A Beijing court upheld a four-year long jail sentence handed down to Xu Zhiyong, a prominent Chinese activist, on charges of disturbing the public order, news reports said Friday, citing local media.

Xu’s jail term was upheld by the Beijing Municipal High People's Court on charges that he gathered a crowd to urge Chinese officials to disclose their assets. Xu had helped form the New Citizens’ Movement, a group of activists seeking to promote democracy, rule of law and greater transparency on assets owned by the country's politicians, until he was arrested in January.

"This ridiculous judgment cannot hold back the tide of human progress," Xu told the court after the verdict was read out, Reuters reported, citing his lawyers. "The haze of the communist dictatorship must eventually lift and the light of freedom, fairness, justice and love will eventually fill China.”

The U.S. had also reportedly said that it was “deeply disappointed” with the initial verdict and Amnesty International, a New York-based human rights organization, called the rejection of Xu's appeal, "an affront to justice," according to the Associated Press, or AP. 

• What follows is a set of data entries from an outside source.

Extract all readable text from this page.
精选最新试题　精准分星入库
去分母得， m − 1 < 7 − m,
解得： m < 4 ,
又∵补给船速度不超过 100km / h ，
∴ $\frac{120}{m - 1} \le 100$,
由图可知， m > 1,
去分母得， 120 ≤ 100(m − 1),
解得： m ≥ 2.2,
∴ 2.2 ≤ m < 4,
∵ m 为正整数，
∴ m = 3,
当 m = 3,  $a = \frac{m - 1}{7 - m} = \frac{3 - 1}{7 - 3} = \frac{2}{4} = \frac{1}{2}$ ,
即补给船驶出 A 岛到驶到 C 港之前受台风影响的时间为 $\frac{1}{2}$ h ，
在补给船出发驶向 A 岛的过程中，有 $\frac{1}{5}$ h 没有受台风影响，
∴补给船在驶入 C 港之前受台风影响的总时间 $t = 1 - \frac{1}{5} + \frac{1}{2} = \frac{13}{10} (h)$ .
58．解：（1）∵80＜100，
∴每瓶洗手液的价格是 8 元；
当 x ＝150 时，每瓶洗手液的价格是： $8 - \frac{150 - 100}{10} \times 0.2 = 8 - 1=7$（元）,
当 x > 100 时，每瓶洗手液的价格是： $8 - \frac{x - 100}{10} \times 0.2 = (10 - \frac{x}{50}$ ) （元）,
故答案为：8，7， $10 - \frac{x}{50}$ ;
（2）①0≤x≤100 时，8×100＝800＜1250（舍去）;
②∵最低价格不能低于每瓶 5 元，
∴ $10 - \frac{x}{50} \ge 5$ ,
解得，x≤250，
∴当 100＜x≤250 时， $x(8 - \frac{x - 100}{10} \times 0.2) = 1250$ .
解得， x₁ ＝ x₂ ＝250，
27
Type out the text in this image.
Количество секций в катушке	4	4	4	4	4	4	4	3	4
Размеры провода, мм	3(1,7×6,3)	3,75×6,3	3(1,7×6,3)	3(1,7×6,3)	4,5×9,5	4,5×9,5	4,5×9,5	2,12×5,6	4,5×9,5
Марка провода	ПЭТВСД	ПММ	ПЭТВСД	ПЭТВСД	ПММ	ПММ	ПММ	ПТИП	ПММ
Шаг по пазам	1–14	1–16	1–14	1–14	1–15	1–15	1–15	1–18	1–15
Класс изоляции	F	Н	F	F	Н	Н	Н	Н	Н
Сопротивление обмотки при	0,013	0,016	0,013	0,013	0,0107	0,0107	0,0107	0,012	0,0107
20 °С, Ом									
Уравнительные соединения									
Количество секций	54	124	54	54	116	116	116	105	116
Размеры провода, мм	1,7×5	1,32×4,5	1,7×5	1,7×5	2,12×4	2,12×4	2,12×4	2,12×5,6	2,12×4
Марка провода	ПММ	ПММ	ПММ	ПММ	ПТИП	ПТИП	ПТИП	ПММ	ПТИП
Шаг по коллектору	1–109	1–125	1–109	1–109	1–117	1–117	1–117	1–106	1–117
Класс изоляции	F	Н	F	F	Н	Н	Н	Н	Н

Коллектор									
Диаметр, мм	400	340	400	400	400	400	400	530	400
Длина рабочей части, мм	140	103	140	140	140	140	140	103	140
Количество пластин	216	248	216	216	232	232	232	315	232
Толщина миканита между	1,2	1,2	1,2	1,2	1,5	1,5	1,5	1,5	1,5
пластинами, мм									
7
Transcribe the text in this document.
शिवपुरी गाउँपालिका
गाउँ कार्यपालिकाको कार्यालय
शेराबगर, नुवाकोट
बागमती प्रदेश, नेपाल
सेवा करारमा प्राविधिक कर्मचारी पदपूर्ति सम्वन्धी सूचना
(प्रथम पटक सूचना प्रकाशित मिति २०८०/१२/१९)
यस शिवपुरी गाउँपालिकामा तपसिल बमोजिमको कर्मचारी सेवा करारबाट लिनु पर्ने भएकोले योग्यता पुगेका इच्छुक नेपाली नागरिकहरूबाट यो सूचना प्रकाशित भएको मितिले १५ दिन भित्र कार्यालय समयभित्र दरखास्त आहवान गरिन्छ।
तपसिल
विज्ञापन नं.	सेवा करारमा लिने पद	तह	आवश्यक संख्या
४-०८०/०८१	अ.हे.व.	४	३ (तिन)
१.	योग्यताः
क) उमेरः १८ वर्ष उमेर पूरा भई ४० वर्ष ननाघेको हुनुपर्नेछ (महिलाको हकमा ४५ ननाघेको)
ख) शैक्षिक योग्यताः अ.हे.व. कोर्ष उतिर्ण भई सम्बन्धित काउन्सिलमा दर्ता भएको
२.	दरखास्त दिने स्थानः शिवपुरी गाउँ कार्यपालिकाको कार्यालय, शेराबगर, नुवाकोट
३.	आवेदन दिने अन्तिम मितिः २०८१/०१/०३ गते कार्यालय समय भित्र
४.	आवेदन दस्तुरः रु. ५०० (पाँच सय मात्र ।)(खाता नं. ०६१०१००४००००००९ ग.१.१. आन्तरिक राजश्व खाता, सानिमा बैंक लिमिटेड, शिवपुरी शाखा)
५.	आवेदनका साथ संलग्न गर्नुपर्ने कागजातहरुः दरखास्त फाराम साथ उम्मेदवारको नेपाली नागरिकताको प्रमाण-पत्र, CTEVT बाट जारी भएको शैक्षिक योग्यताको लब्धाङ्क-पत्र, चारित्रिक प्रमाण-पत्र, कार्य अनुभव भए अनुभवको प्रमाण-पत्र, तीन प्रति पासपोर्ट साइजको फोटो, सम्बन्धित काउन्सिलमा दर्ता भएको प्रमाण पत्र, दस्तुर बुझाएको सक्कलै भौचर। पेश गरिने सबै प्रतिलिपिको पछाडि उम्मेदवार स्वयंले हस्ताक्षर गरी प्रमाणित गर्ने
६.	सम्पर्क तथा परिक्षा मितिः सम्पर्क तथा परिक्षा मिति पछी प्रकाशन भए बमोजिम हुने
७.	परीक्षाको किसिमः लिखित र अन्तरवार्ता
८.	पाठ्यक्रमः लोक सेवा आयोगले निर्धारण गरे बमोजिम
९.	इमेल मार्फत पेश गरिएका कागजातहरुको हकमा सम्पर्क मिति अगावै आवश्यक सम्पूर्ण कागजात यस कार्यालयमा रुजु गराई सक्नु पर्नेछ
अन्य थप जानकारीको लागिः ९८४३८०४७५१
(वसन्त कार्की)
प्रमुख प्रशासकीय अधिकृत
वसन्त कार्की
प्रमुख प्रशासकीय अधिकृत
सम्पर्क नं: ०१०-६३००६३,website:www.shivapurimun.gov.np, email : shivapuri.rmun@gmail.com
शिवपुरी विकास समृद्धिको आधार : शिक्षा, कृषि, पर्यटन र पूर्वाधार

“As the leading member, Xu Zhiyong's actions constituted a criminal act of gathering a crowd to disturb public order and should be punished according to the law," the court reportedly said in the verdict, according to Reuters.

Of the 20 activists detained by China in January, three members of the New Citizens' Movement are currently on trial. Earlier this week, Chinese authorities also arrested several supporters of the movement on the same charges because the movement’s followers said that policy makers had “insulted the law and good conscience.”

The ruling was "a very bad sign in terms of the willingness of the Chinese authorities to implement their commitments to fight corruption and to more transparency," Raphael Droszewski, a first secretary at the European Union delegation to China, said, according to Reuters.

Sophie Richardson, China director at Human Rights Watch, said, according to AP: "If Chinese authorities insist that these people's peaceful civic activism constitutes a threat to public order, it's hard to tell what doesn't."